Weil der Bau von Atomkraftwerken extrem teuer und risikoreich ist, wandte sich die Industrie an den Kongress. Der hatte im Energy Policy Act im Jahr 2005 Steuererleichterungen, Billigkredite und andere Subventionen für die Nuklearenergie festgeschrieben. "Ohne diese Anreize hätten wir gar nicht mehr mit dem Beantragungsprozeß begonnen", sagte Anfang Oktober NRG Energy-Chef David W. Crane. Das Gesetz sieht vor, dass für jeden vor Ende 2008 eingereichten Antrag Steuererleichterungen im Wert von 125 Millionen Dollar für acht Jahre, Kreditgarantien für bis zu 80 Prozent der Baukosten und weitere Subventionen aller Art zu haben sind.

Die Administration von US-Präsident George W. Bush legte von Anfang an Wert auf neue Atommeiler, die sie stets als "grenzenlose Quelle sauberer Energie" bezeichnet.
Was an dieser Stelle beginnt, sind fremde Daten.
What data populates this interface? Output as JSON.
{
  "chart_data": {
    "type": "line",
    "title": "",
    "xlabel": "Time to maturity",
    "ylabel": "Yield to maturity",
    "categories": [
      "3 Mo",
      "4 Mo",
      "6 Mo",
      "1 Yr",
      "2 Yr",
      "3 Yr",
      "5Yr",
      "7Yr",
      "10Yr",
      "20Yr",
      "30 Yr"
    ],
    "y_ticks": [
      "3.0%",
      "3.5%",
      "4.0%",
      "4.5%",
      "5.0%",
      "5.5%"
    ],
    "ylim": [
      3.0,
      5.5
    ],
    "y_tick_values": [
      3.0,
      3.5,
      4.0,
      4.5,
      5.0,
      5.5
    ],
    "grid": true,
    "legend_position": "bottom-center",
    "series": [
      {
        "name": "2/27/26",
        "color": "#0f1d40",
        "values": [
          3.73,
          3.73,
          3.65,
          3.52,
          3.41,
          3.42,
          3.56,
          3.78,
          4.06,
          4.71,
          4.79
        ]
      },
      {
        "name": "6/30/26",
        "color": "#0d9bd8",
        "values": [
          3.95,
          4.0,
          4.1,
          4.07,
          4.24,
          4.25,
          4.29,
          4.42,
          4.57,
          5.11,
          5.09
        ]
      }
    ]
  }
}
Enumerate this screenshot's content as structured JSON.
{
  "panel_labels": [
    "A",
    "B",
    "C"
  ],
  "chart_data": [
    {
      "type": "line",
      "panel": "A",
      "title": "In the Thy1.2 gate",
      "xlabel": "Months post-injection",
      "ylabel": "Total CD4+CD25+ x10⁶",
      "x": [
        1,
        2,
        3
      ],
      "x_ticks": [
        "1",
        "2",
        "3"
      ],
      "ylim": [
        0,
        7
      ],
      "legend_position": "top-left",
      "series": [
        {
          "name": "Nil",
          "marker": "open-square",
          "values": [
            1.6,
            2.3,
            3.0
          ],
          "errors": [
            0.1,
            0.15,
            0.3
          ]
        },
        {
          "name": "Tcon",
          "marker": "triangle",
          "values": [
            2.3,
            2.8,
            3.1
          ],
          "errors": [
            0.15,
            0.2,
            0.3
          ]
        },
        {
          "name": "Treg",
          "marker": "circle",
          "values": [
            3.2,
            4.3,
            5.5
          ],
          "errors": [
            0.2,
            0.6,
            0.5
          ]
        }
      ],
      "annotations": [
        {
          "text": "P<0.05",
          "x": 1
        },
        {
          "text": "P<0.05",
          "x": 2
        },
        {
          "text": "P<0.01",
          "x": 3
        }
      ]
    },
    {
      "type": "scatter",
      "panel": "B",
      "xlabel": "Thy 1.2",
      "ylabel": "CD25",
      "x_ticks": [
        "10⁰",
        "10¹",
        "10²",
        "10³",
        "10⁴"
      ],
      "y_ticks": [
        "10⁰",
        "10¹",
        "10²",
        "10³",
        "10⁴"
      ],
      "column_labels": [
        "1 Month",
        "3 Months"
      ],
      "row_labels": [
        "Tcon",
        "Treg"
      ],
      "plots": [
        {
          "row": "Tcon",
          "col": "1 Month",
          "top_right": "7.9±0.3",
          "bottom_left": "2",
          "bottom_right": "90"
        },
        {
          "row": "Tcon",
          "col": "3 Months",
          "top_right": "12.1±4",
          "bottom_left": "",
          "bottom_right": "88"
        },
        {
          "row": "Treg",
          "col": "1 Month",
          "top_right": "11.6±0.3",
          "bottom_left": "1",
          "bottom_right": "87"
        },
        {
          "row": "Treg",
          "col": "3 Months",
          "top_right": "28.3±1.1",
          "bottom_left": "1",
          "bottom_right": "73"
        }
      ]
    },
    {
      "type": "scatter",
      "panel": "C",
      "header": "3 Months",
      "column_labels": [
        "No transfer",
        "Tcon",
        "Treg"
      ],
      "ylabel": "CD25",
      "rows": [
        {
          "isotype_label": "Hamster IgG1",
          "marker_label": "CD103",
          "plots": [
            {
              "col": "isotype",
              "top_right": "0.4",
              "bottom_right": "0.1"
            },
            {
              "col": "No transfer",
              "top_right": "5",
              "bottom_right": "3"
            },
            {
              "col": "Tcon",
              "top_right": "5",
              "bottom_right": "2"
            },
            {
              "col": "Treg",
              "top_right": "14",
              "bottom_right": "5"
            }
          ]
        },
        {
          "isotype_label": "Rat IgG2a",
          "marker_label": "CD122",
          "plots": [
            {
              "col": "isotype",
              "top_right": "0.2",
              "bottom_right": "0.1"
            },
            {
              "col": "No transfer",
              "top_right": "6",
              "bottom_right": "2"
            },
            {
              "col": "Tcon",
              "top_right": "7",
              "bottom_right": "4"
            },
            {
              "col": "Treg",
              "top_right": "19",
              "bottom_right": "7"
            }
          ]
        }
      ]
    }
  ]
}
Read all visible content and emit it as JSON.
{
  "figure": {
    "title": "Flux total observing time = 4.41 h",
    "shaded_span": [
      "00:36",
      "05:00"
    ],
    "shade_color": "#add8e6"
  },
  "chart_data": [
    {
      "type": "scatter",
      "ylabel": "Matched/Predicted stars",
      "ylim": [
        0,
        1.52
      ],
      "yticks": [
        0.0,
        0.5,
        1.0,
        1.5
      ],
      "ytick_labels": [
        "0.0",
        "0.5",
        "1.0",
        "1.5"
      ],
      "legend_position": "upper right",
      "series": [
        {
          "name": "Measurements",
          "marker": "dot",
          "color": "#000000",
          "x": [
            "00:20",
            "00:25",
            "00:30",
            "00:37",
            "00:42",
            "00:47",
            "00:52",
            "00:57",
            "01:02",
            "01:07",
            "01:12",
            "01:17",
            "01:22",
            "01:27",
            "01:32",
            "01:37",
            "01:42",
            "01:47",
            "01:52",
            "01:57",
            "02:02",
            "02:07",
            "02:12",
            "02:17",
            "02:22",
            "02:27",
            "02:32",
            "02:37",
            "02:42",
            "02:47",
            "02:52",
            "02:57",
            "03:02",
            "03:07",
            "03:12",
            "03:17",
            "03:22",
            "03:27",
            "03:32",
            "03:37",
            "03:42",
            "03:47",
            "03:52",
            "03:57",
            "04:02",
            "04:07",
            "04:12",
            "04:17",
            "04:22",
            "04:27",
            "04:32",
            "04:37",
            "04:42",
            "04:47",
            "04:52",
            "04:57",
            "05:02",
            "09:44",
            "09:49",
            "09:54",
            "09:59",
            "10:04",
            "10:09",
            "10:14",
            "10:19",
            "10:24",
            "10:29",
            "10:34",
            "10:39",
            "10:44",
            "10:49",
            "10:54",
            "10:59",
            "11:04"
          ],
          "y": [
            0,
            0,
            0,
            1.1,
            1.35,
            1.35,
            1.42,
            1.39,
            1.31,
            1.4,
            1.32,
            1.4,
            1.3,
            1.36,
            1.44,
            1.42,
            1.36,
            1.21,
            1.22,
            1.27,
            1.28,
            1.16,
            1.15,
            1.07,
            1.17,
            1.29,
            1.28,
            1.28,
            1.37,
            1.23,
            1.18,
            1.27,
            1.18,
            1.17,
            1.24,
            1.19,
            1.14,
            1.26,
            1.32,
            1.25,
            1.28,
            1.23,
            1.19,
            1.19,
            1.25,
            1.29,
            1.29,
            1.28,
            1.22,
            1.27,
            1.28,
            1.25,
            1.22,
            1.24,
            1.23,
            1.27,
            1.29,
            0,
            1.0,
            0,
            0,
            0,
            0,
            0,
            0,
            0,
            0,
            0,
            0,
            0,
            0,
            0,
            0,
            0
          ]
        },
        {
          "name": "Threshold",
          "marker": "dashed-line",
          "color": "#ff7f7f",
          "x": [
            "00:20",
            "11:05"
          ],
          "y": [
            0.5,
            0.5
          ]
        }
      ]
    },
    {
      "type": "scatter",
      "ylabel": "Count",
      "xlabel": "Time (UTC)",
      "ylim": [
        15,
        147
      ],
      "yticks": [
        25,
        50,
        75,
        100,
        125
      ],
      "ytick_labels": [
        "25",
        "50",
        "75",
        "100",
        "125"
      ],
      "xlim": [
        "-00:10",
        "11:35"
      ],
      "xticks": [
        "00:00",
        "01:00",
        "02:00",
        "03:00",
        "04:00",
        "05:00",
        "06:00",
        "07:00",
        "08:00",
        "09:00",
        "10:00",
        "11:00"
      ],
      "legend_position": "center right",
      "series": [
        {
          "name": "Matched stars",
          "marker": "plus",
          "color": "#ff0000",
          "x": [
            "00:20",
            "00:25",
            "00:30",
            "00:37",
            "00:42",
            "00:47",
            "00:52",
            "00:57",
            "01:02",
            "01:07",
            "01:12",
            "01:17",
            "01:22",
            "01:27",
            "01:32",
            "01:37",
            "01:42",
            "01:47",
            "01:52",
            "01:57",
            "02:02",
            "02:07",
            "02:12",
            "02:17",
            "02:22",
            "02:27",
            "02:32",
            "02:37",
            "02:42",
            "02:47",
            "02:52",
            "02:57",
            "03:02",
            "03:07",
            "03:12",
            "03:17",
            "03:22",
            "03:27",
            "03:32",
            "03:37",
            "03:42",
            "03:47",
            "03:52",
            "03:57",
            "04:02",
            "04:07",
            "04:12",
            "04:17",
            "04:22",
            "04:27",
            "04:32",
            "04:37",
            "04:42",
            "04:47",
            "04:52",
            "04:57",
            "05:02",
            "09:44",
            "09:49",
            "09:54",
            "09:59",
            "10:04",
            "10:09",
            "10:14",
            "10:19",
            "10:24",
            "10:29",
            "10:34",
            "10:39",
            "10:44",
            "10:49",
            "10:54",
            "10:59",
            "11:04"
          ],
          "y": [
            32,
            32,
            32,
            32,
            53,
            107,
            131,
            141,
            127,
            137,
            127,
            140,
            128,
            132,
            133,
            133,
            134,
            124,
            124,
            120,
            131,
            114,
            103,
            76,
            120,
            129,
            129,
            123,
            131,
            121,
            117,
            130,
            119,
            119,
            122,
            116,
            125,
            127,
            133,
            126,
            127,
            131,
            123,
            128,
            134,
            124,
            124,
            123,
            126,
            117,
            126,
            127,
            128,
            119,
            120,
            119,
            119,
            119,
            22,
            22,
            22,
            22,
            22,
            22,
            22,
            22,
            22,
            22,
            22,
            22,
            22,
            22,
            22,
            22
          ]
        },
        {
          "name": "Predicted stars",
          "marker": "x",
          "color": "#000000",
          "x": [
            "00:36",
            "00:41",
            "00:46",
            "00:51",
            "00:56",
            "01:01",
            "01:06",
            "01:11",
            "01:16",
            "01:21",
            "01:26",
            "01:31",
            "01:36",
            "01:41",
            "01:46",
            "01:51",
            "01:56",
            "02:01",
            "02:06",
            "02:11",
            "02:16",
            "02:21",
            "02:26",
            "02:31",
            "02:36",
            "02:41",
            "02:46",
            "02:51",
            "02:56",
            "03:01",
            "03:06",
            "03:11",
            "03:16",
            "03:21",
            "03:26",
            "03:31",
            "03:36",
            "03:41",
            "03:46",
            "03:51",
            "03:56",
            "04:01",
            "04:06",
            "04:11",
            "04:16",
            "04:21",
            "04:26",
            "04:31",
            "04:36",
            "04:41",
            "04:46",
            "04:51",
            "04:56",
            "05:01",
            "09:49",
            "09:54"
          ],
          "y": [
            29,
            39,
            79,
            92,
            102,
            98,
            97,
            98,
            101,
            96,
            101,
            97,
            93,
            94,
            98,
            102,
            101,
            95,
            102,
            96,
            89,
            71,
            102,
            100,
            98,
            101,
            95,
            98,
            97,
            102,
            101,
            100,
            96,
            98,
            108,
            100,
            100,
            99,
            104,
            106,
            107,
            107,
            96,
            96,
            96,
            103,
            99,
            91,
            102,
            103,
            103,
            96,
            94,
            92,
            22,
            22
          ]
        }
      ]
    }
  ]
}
Gemäß einer Gallup-Umfrage vom März diesen Jahres sind 53 Prozent der AmerikanerInnen für Nuklearenergie. Damit hat sich die Zustimmung seit der ersten Umfrage dieser Artzt im Jahr 1994 kaum verändert. Damals sprachen sich 57 Prozent für die riskante Energie aus.

Heute operieren in den USA landesweit 104 Atommeiler in 31 Bundesstaaten. Insgesamt liefern sie 20 Prozehnt der US-Elektrizität. Seit 1996 wurden keine US-Atomeiler mehr fertiggestellt. In dieser Zeit haben die Betreiber ihre vorhandenen Meiler effektiver gemacht, heute arbeiten alle mit einer Auslanstungsrate von über 90 Prozent. Pro-Atomenergie-Experten schätzen, dass die Vereinigten Staaten angesichts des steigenden Energiebedarfs bis 2025 noch mindestens 30 Meiler bauen müssten, um ihren Versorgungsanteil zu halten.